Why are most people in the world religious? And how can we shake them out of their delusion? Those are the two questions at the heart of Daniel Dennett's book. The questions are closely linked. As an atheist, Dennett wants to rid the world of religion. By subjecting religion to the scrutiny of science he hopes to work out how.
For Dennett, one of the world's foremost philosophers and a great proselytiser for science, religion must be seen as a natural phenomenon. By 'natural' Dennett means two things. First, that it is not supernatural, and so not beyond the scrutiny of science and reason. But natural to Dennett also means something else - that religion can, and should, be understood in evolutionary terms.
The origin of religion, Dennett suggests, lies in the evolved human tendency to attribute beliefs, desires and intentions to 'anything complicated that moves'. This is an argument that has been developed in recent years by two evolutionary anthropologists, Scott Atran and Pascal Bowyer, upon whose work Dennett draws heavily. As social animals, humans are evolved to be acutely sensitive to the intentions of others, so much so that we are prone to attribute minds to inanimate objects and to assume that intentions lie behind many unintentioned events. Early humans conjured up the idea of spirits and gods to account for events that might otherwise seem uncaused, such as rainfall or the changing of the seasons. These ancestral religions developed into more sophisticated and elaborated descendents over time, 'as people became more and more reflective about both their practices and their reactions'. Religious ideas, Dennett argues, are not beneficial to humans but are parasitical on our evolved human nature.
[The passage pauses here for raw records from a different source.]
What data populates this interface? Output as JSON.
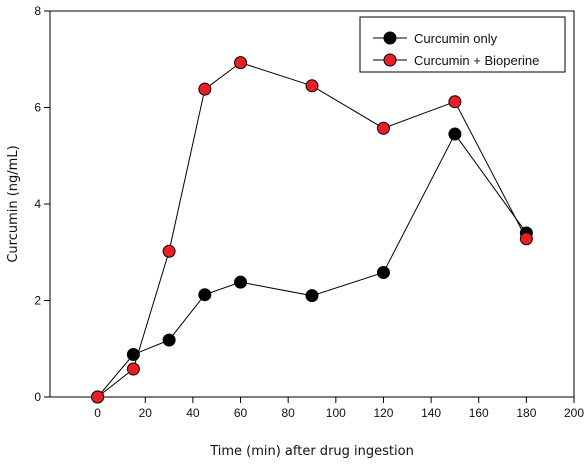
{
  "chart_data": {
    "type": "line",
    "xlabel": "Time (min) after drug ingestion",
    "ylabel": "Curcumin (ng/mL)",
    "xlim": [
      -20,
      200
    ],
    "ylim": [
      0,
      8
    ],
    "xticks": [
      0,
      20,
      40,
      60,
      80,
      100,
      120,
      140,
      160,
      180,
      200
    ],
    "yticks": [
      0,
      2,
      4,
      6,
      8
    ],
    "grid": false,
    "legend_position": "top-right",
    "series": [
      {
        "name": "Curcumin only",
        "color": "#000000",
        "x": [
          0,
          15,
          30,
          45,
          60,
          90,
          120,
          150,
          180
        ],
        "y": [
          0,
          0.88,
          1.18,
          2.12,
          2.38,
          2.1,
          2.58,
          5.45,
          3.4
        ]
      },
      {
        "name": "Curcumin + Bioperine",
        "color": "#ee1c24",
        "x": [
          0,
          15,
          30,
          45,
          60,
          90,
          120,
          150,
          180
        ],
        "y": [
          0,
          0.58,
          3.02,
          6.38,
          6.93,
          6.45,
          5.57,
          6.12,
          3.28
        ]
      }
    ]
  }
}
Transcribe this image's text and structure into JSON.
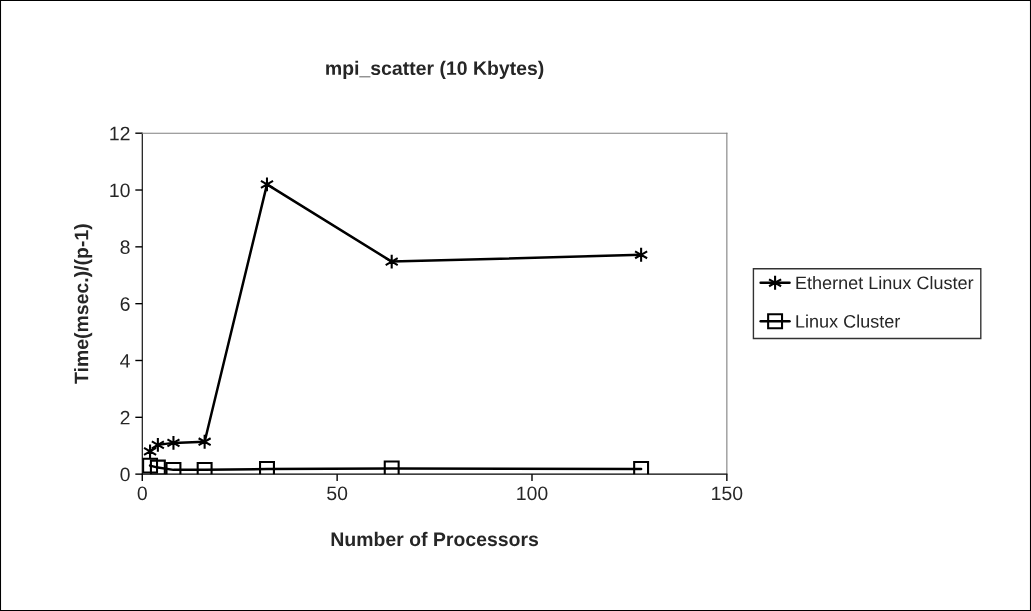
{
  "chart_data": {
    "type": "line",
    "title": "mpi_scatter (10 Kbytes)",
    "xlabel": "Number of Processors",
    "ylabel": "Time(msec.)/(p-1)",
    "xlim": [
      0,
      150
    ],
    "xticks": [
      0,
      50,
      100,
      150
    ],
    "ylim": [
      0,
      12
    ],
    "yticks": [
      0,
      2,
      4,
      6,
      8,
      10,
      12
    ],
    "grid": false,
    "legend": "right",
    "line_style": "solid",
    "series": [
      {
        "name": "Ethernet Linux Cluster",
        "color": "#000000",
        "marker": "cross",
        "x": [
          2,
          4,
          8,
          16,
          32,
          64,
          128
        ],
        "values": [
          0.8,
          1.03,
          1.1,
          1.14,
          10.2,
          7.48,
          7.72
        ]
      },
      {
        "name": "Linux Cluster",
        "color": "#000000",
        "marker": "square",
        "x": [
          2,
          4,
          8,
          16,
          32,
          64,
          128
        ],
        "values": [
          0.3,
          0.23,
          0.15,
          0.15,
          0.18,
          0.2,
          0.18
        ]
      }
    ]
  }
}
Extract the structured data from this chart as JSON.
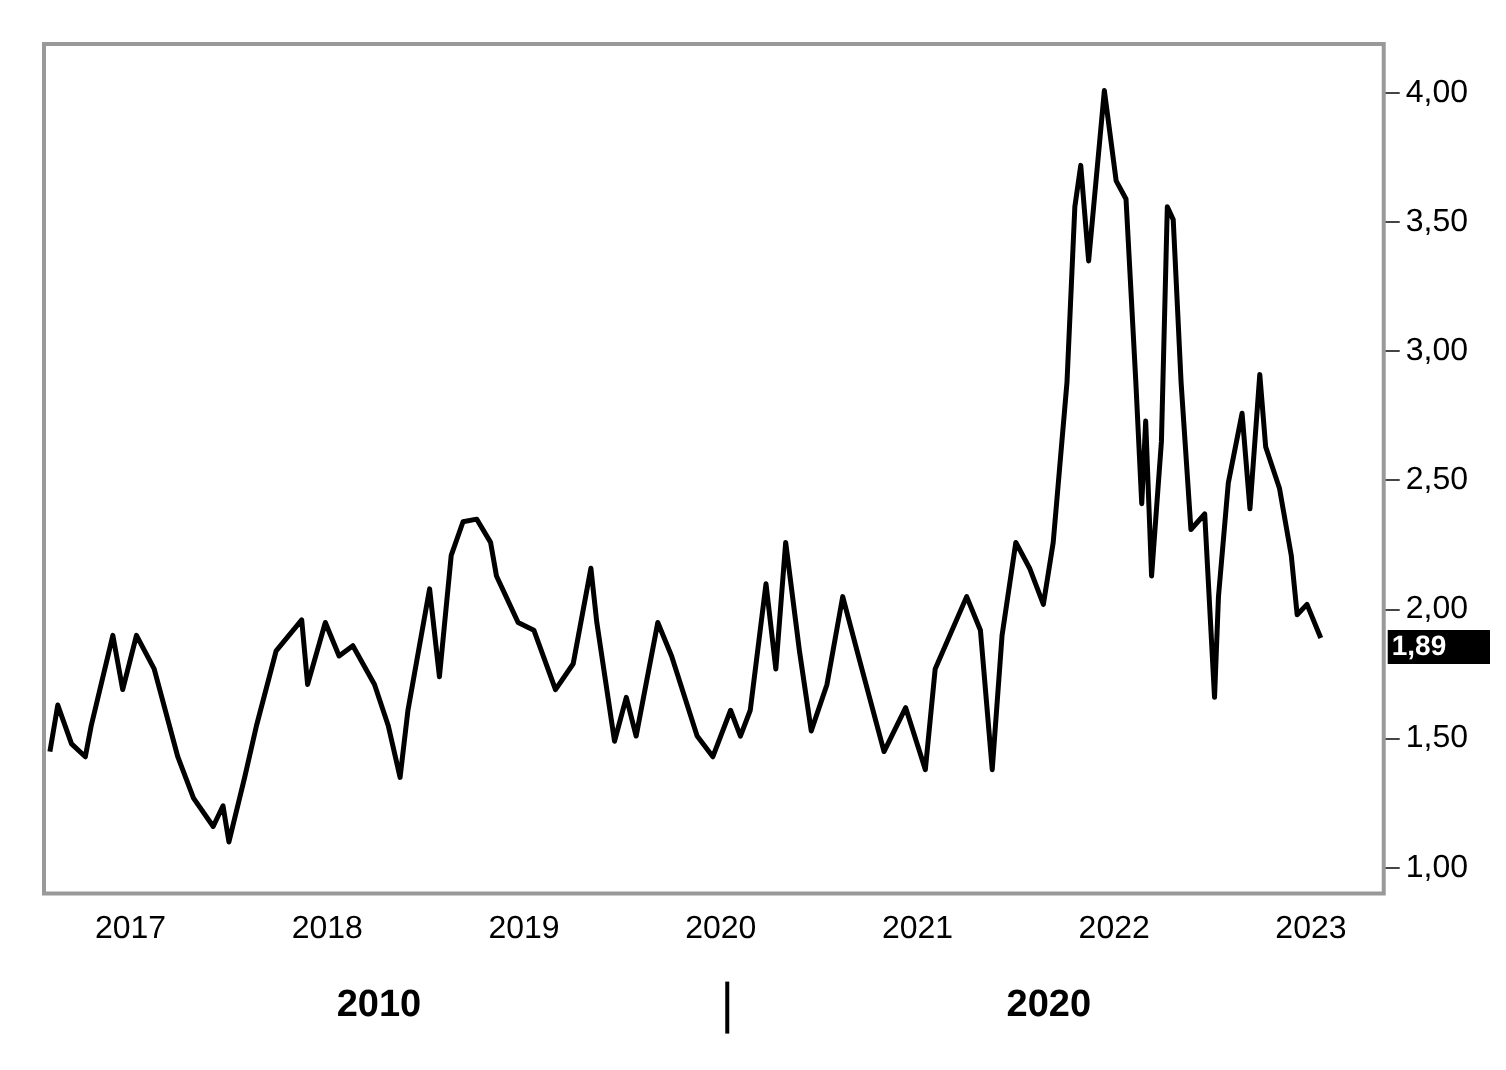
{
  "chart_data": {
    "type": "line",
    "color": "#000000",
    "x": [
      2016.59,
      2016.63,
      2016.7,
      2016.77,
      2016.8,
      2016.91,
      2016.96,
      2017.03,
      2017.12,
      2017.24,
      2017.32,
      2017.42,
      2017.47,
      2017.5,
      2017.58,
      2017.64,
      2017.74,
      2017.87,
      2017.9,
      2017.99,
      2018.06,
      2018.13,
      2018.24,
      2018.31,
      2018.37,
      2018.41,
      2018.52,
      2018.57,
      2018.63,
      2018.69,
      2018.76,
      2018.83,
      2018.86,
      2018.97,
      2019.05,
      2019.16,
      2019.25,
      2019.34,
      2019.37,
      2019.46,
      2019.52,
      2019.57,
      2019.68,
      2019.75,
      2019.88,
      2019.96,
      2020.05,
      2020.1,
      2020.15,
      2020.23,
      2020.28,
      2020.33,
      2020.4,
      2020.46,
      2020.54,
      2020.62,
      2020.7,
      2020.83,
      2020.94,
      2021.04,
      2021.09,
      2021.25,
      2021.32,
      2021.38,
      2021.43,
      2021.5,
      2021.57,
      2021.64,
      2021.69,
      2021.76,
      2021.8,
      2021.83,
      2021.87,
      2021.95,
      2022.01,
      2022.06,
      2022.11,
      2022.14,
      2022.16,
      2022.19,
      2022.24,
      2022.27,
      2022.3,
      2022.34,
      2022.39,
      2022.46,
      2022.51,
      2022.53,
      2022.58,
      2022.65,
      2022.69,
      2022.74,
      2022.77,
      2022.84,
      2022.9,
      2022.93,
      2022.98,
      2023.05
    ],
    "values": [
      1.45,
      1.63,
      1.48,
      1.43,
      1.55,
      1.9,
      1.69,
      1.9,
      1.77,
      1.43,
      1.27,
      1.16,
      1.24,
      1.1,
      1.35,
      1.55,
      1.84,
      1.96,
      1.71,
      1.95,
      1.82,
      1.86,
      1.71,
      1.55,
      1.35,
      1.61,
      2.08,
      1.74,
      2.21,
      2.34,
      2.35,
      2.26,
      2.13,
      1.95,
      1.92,
      1.69,
      1.79,
      2.16,
      1.95,
      1.49,
      1.66,
      1.51,
      1.95,
      1.82,
      1.51,
      1.43,
      1.61,
      1.51,
      1.61,
      2.1,
      1.77,
      2.26,
      1.84,
      1.53,
      1.71,
      2.05,
      1.82,
      1.45,
      1.62,
      1.38,
      1.77,
      2.05,
      1.92,
      1.38,
      1.9,
      2.26,
      2.16,
      2.02,
      2.26,
      2.88,
      3.56,
      3.72,
      3.35,
      4.01,
      3.66,
      3.59,
      2.88,
      2.41,
      2.73,
      2.13,
      2.65,
      3.56,
      3.51,
      2.88,
      2.31,
      2.37,
      1.66,
      2.05,
      2.49,
      2.76,
      2.39,
      2.91,
      2.63,
      2.47,
      2.21,
      1.98,
      2.02,
      1.89
    ],
    "xlim": [
      2016.56,
      2023.37
    ],
    "xticks": [
      2017,
      2018,
      2019,
      2020,
      2021,
      2022,
      2023
    ],
    "ylim": [
      0.9,
      4.19
    ],
    "yticks": [
      {
        "value": 1,
        "label": "1,00"
      },
      {
        "value": 1.5,
        "label": "1,50"
      },
      {
        "value": 2,
        "label": "2,00"
      },
      {
        "value": 2.5,
        "label": "2,50"
      },
      {
        "value": 3,
        "label": "3,00"
      },
      {
        "value": 3.5,
        "label": "3,50"
      },
      {
        "value": 4,
        "label": "4,00"
      }
    ],
    "grid": false,
    "legend": false,
    "marker": "none",
    "line_style": "solid",
    "annotations": [
      "2010",
      "2020",
      "1,89"
    ]
  }
}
Much of the controversy about the book has centred on Dennett's atheism and his attempt to deconstruct religion with the tools of science. In fact his frank disbelief is refreshing, even if his condescension towards believers ('I wonder if any believers in the End Times will have the intellectual honesty and courage to read this book through') can often be trying. And his project of putting religion under rational scrutiny is surely to be welcomed in an age in which faith seems to shape so much of people's responses to political and social issues. The real problem is that Dennett's explanation of religion is less than convincing. It may be true that humans possess certain psychological dispositions that open them to religious ideas. But uncovering such traits is not the same as explaining the origins, let alone the contemporary attractions, of religion.
What people seek in religion is often not obvious, and is often shaped by historical and social context. In the pre-scientific world, for instance, belief in supernatural deities often provided a rational means of understanding the unpredictability of the world. Indeed the concept of God as creating a lawful universe played an important role in the development of science, one of the reasons that many of the pioneers of the Scientific Revolution were deeply devout men.
But in a world in which science has shown itself to be spectacularly successful in understanding nature, religion necessarily means something very different. What drives Christian fundamentalists to embrace Creationism today is not the same as what drove many nineteenth century Christians to decry Darwin. People often embrace religion today for reasons that, paradoxically, have little to do with God. Why, for instance, has radical Islam increasingly found a hold in Muslim communities over the past 20 years? For reasons that have little to do with either religion or evolution. A sense of perceived victimhood, the failure of secular political movements, a desire to salvage a sense of identity, a yearning to rediscover strong values – these are the kinds of issues that have moulded the new Islamic radicalism. It has been said that to understand Islamic terrorism we would be better off reading Joseph Conrad’s The Secret Agent than the Qu'ran.
What is missing from Breaking the Spell is any sense of religion as a social or historical, as opposed to a purely natural, phenomenon. Dennett dismisses as unscientific the long and rich history of scholarship into the social roots of religion. The result is a seriously distorted analysis and a curiously arid book. There is no sense here of any engagement with religion as it is actually lived or experienced, rather than as Dennett would like to imagine it in theory. 'Do some research!' Dennett exhorts believers. It's good advice for philosophers too.